Como o projeto “Defesa Territorial e Fortalecimento da Identidade Sociocultural das Mulheres Catadoras de Mangaba em Sergipe”, apoiado pelo projeto “Conectando Mulheres, Defendendo Direitos”, ONU Mulheres e União Europeia, contribuiu para a superação de desafios impostos pela pandemia da COVID-19?
O projeto foi feito e executado pelas catadoras a partir das demandas existentes. Vimos que existia um problema para acessar a internet, por exemplo, e hoje tem mulheres com internet em casa aprendendo a usar novas ferramentas de comunicação. O projeto também possibilitou uma valorização do conhecimento e do trabalho envolvido na associação, porque passamos a ser remuneradas pelas oficinas e atividades que fazíamos de graça. Por isso, conseguimos permanecer no território, fazendo nossas práticas tradicionais extrativistas, mesmo com as dificuldades de comercializar nossos produtos, e manter as atividades da Associação. As nossas oficinas foram facilitadas por nós mesmas, catadoras, para outras catadoras.

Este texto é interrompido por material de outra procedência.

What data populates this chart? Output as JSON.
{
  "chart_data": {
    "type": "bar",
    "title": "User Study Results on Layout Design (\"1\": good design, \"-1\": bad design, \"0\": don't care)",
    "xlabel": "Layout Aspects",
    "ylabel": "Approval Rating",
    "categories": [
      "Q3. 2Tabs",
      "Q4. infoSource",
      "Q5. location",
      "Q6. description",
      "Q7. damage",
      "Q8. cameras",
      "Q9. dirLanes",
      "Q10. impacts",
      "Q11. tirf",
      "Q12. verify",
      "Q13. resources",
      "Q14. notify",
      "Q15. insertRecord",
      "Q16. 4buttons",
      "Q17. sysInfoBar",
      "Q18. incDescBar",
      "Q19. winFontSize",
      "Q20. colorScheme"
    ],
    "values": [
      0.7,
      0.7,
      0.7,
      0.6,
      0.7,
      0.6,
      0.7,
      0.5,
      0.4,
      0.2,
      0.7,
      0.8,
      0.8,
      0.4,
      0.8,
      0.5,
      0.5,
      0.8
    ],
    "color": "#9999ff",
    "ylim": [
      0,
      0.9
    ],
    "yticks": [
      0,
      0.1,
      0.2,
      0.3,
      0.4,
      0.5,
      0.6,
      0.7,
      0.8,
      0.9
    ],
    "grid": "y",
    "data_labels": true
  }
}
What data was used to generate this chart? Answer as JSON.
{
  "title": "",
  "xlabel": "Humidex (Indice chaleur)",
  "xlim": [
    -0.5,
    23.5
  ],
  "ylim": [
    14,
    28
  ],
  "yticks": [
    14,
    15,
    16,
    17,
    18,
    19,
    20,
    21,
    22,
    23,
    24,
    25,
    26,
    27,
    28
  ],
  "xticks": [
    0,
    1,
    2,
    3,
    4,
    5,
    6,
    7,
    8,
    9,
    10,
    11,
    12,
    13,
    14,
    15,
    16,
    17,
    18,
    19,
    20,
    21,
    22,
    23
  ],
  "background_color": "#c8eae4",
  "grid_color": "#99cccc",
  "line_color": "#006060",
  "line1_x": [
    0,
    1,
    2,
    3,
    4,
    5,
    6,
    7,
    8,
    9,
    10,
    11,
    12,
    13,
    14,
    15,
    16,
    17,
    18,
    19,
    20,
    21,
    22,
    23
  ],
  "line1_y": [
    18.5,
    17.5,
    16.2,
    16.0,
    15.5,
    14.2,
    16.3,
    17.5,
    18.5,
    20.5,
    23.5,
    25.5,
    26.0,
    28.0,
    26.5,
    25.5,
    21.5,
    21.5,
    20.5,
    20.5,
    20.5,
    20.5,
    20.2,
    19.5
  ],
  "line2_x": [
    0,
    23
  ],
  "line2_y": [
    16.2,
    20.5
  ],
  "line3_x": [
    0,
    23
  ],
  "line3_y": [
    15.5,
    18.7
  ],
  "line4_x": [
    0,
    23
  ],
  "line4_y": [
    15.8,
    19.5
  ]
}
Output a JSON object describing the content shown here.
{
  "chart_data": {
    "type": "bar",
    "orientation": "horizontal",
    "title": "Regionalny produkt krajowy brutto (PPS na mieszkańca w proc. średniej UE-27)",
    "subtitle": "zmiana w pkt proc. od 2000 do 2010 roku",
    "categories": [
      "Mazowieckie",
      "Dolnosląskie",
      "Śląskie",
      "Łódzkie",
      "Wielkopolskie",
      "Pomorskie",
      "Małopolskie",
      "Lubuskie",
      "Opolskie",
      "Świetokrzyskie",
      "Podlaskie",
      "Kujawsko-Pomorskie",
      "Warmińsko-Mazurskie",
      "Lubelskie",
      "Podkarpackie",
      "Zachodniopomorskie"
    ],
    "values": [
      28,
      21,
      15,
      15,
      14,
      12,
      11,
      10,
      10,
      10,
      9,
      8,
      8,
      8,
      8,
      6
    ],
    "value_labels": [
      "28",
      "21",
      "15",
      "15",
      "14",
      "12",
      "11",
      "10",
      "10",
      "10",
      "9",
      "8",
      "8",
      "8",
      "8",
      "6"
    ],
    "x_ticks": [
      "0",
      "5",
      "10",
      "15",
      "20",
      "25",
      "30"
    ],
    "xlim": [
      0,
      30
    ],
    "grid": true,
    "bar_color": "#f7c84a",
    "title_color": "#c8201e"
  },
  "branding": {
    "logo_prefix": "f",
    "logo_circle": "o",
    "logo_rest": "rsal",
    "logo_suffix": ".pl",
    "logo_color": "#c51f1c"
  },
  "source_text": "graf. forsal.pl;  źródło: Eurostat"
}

Como você percebe a liderança de mulheres nos movimentos extrativistas para a melhoria das condições de vida dos territórios e das comunidades?
Quando a gente fortalece a economia ou garante que mulheres de comunidades tradicionais possam desenvolver suas práticas, a gente sabe que o marido, os filhos e filhas serão beneficiadas também. Estamos envolvendo várias famílias nas atividades de conservação das áreas de mangabeira, dos manguezais, dos ecossistemas de rio, praia e ar, para garantir território pra nós mulheres catadoras de mangaba.